Educating employees about these options, and understanding the totality of their family situations, can involve sensitive discussions that some HR departments are reluctant to undertake, which is why they often outsource this task to firms that specialize in this cost minimization activity.
Here’s why Medicaid and similar programs may be preferable for both the employee and the restaurant operator. The company must offer a plan that provides at least “minimum value” in ACA jargon; that means it covers at least 60 percent of the actuarial cost of benefits. The plan also must be “affordable,” which in practical terms often means the employee’s share of the premium must not exceed 9.5 percent of his or her rate of pay, W-2 income wages or the federal poverty line for a single individual.
If a low-wage employee’s share of the premium for coverage under the company plan would be more than the “affordable” level, he or she may be able to enroll in Medicaid (or Medicare, VA insurance, Tricare, etc.) without causing the employer to be subject to penalties under the ACA. Also, government health insurance plans don’t have the burdensome deductibles or copays associated with company health plans.

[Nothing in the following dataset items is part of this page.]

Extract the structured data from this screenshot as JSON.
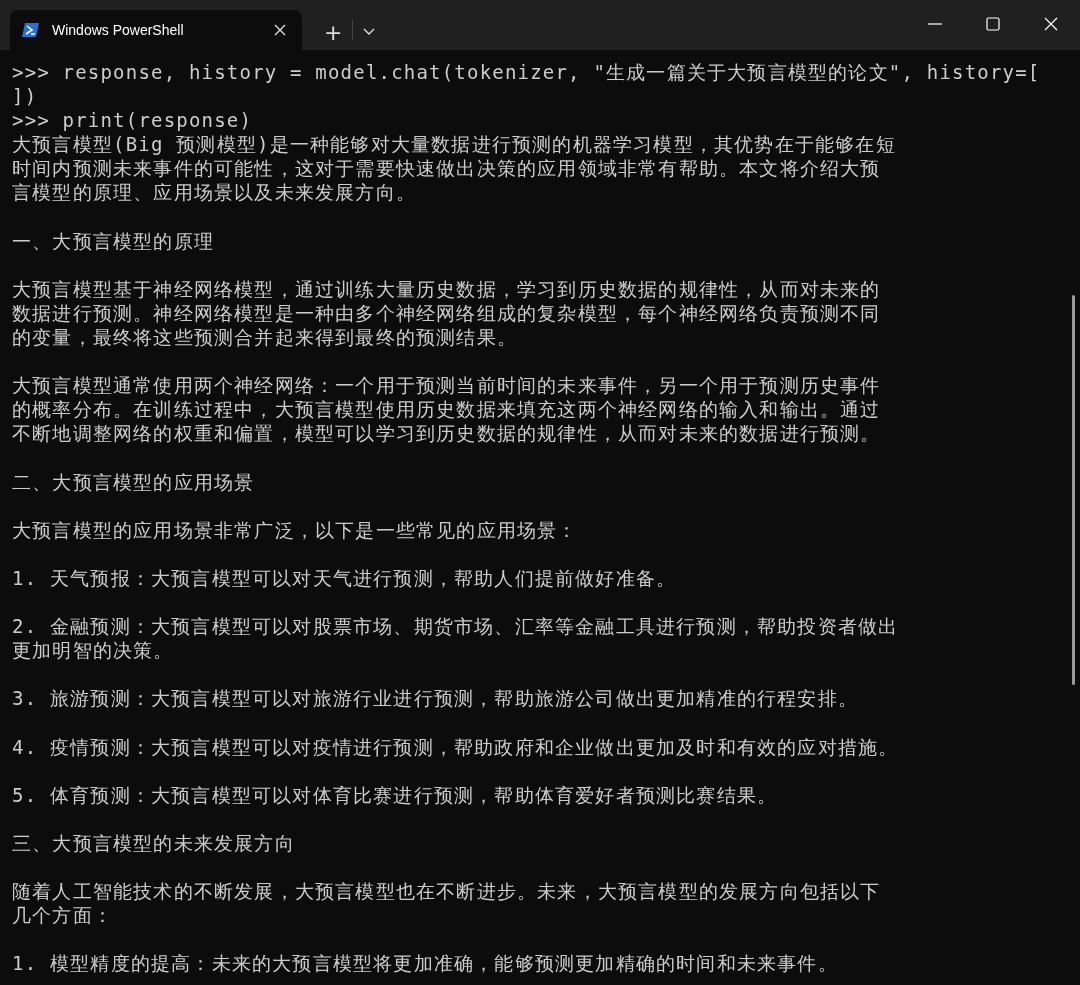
{
  "window": {
    "tab_title": "Windows PowerShell",
    "new_tab": "+"
  },
  "console": {
    "blocks": [
      {
        "rows": [
          ">>> response, history = model.chat(tokenizer, \"生成一篇关于大预言模型的论文\", history=[",
          "])",
          ">>> print(response)",
          "大预言模型(Big 预测模型)是一种能够对大量数据进行预测的机器学习模型，其优势在于能够在短",
          "时间内预测未来事件的可能性，这对于需要快速做出决策的应用领域非常有帮助。本文将介绍大预",
          "言模型的原理、应用场景以及未来发展方向。"
        ]
      },
      {
        "rows": [
          "一、大预言模型的原理"
        ]
      },
      {
        "rows": [
          "大预言模型基于神经网络模型，通过训练大量历史数据，学习到历史数据的规律性，从而对未来的",
          "数据进行预测。神经网络模型是一种由多个神经网络组成的复杂模型，每个神经网络负责预测不同",
          "的变量，最终将这些预测合并起来得到最终的预测结果。"
        ]
      },
      {
        "rows": [
          "大预言模型通常使用两个神经网络：一个用于预测当前时间的未来事件，另一个用于预测历史事件",
          "的概率分布。在训练过程中，大预言模型使用历史数据来填充这两个神经网络的输入和输出。通过",
          "不断地调整网络的权重和偏置，模型可以学习到历史数据的规律性，从而对未来的数据进行预测。"
        ]
      },
      {
        "rows": [
          "二、大预言模型的应用场景"
        ]
      },
      {
        "rows": [
          "大预言模型的应用场景非常广泛，以下是一些常见的应用场景："
        ]
      },
      {
        "rows": [
          "1. 天气预报：大预言模型可以对天气进行预测，帮助人们提前做好准备。"
        ]
      },
      {
        "rows": [
          "2. 金融预测：大预言模型可以对股票市场、期货市场、汇率等金融工具进行预测，帮助投资者做出",
          "更加明智的决策。"
        ]
      },
      {
        "rows": [
          "3. 旅游预测：大预言模型可以对旅游行业进行预测，帮助旅游公司做出更加精准的行程安排。"
        ]
      },
      {
        "rows": [
          "4. 疫情预测：大预言模型可以对疫情进行预测，帮助政府和企业做出更加及时和有效的应对措施。"
        ]
      },
      {
        "rows": [
          "5. 体育预测：大预言模型可以对体育比赛进行预测，帮助体育爱好者预测比赛结果。"
        ]
      },
      {
        "rows": [
          "三、大预言模型的未来发展方向"
        ]
      },
      {
        "rows": [
          "随着人工智能技术的不断发展，大预言模型也在不断进步。未来，大预言模型的发展方向包括以下",
          "几个方面："
        ]
      },
      {
        "rows": [
          "1. 模型精度的提高：未来的大预言模型将更加准确，能够预测更加精确的时间和未来事件。"
        ]
      }
    ]
  }
}
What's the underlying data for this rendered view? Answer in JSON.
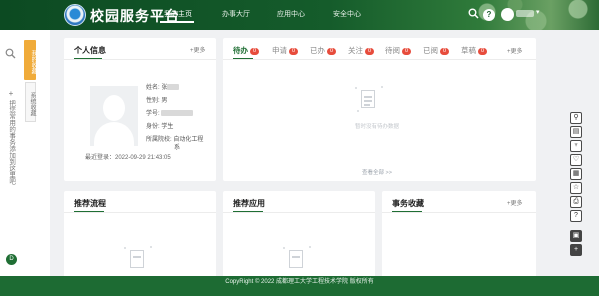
{
  "header": {
    "app_title": "校园服务平台",
    "nav": [
      {
        "label": "我的主页",
        "active": true
      },
      {
        "label": "办事大厅",
        "active": false
      },
      {
        "label": "应用中心",
        "active": false
      },
      {
        "label": "安全中心",
        "active": false
      }
    ],
    "user_name_initial": "张",
    "help_glyph": "?",
    "caret": "▾"
  },
  "sidebar": {
    "favorites_tab": "我的收藏",
    "system_favorites_tab": "系统收藏",
    "hint_plus": "+",
    "hint_text": "把您常用的事务添加到这里吧",
    "bottom_badge": "D"
  },
  "profile_card": {
    "title": "个人信息",
    "more": "+更多",
    "fields": [
      {
        "label": "姓名:",
        "value": "张"
      },
      {
        "label": "性别:",
        "value": "男"
      },
      {
        "label": "学号:",
        "value": ""
      },
      {
        "label": "身份:",
        "value": "学生"
      }
    ],
    "dept_label": "所属院校:",
    "dept_value_line1": "自动化工程",
    "dept_value_line2": "系",
    "last_login": "最近登录：2022-09-29 21:43:05"
  },
  "todo_card": {
    "tabs": [
      {
        "label": "待办",
        "count": "0",
        "active": true
      },
      {
        "label": "申请",
        "count": "0",
        "active": false
      },
      {
        "label": "已办",
        "count": "0",
        "active": false
      },
      {
        "label": "关注",
        "count": "0",
        "active": false
      },
      {
        "label": "待阅",
        "count": "0",
        "active": false
      },
      {
        "label": "已阅",
        "count": "0",
        "active": false
      },
      {
        "label": "草稿",
        "count": "0",
        "active": false
      }
    ],
    "more": "+更多",
    "empty_text": "暂时没有待办数据",
    "view_all": "查看全部 >>"
  },
  "recommend_flow": {
    "title": "推荐流程"
  },
  "recommend_apps": {
    "title": "推荐应用"
  },
  "favorites": {
    "title": "事务收藏",
    "more": "+更多"
  },
  "right_toolbar": {
    "icons": [
      "user-icon",
      "document-icon",
      "shirt-icon",
      "heart-icon",
      "report-icon",
      "star-icon",
      "printer-icon",
      "help-icon",
      "grid-icon",
      "add-icon"
    ],
    "glyphs": [
      "⚲",
      "▤",
      "♆",
      "♡",
      "▦",
      "☆",
      "⎙",
      "?",
      "▣",
      "+"
    ]
  },
  "footer": {
    "copyright": "CopyRight © 2022 成都理工大学工程技术学院 版权所有"
  },
  "colors": {
    "brand_green": "#1f6e34",
    "header_dark": "#0c4a22",
    "favorite_tab": "#f0ab3a",
    "badge_red": "#e74c3c"
  }
}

The employer, meanwhile, saves by not having to pay its portion of the employee’s coverage under the company plan.
Robert Sheen is founder and president of First Capitol Consulting, Los Angeles, which advises companies on implementation and cost minimization of Affordable Care Act–compliant employee health insurance programs. This content is for general information purposes only, and should not be used as a substitute for consultation with legal advice.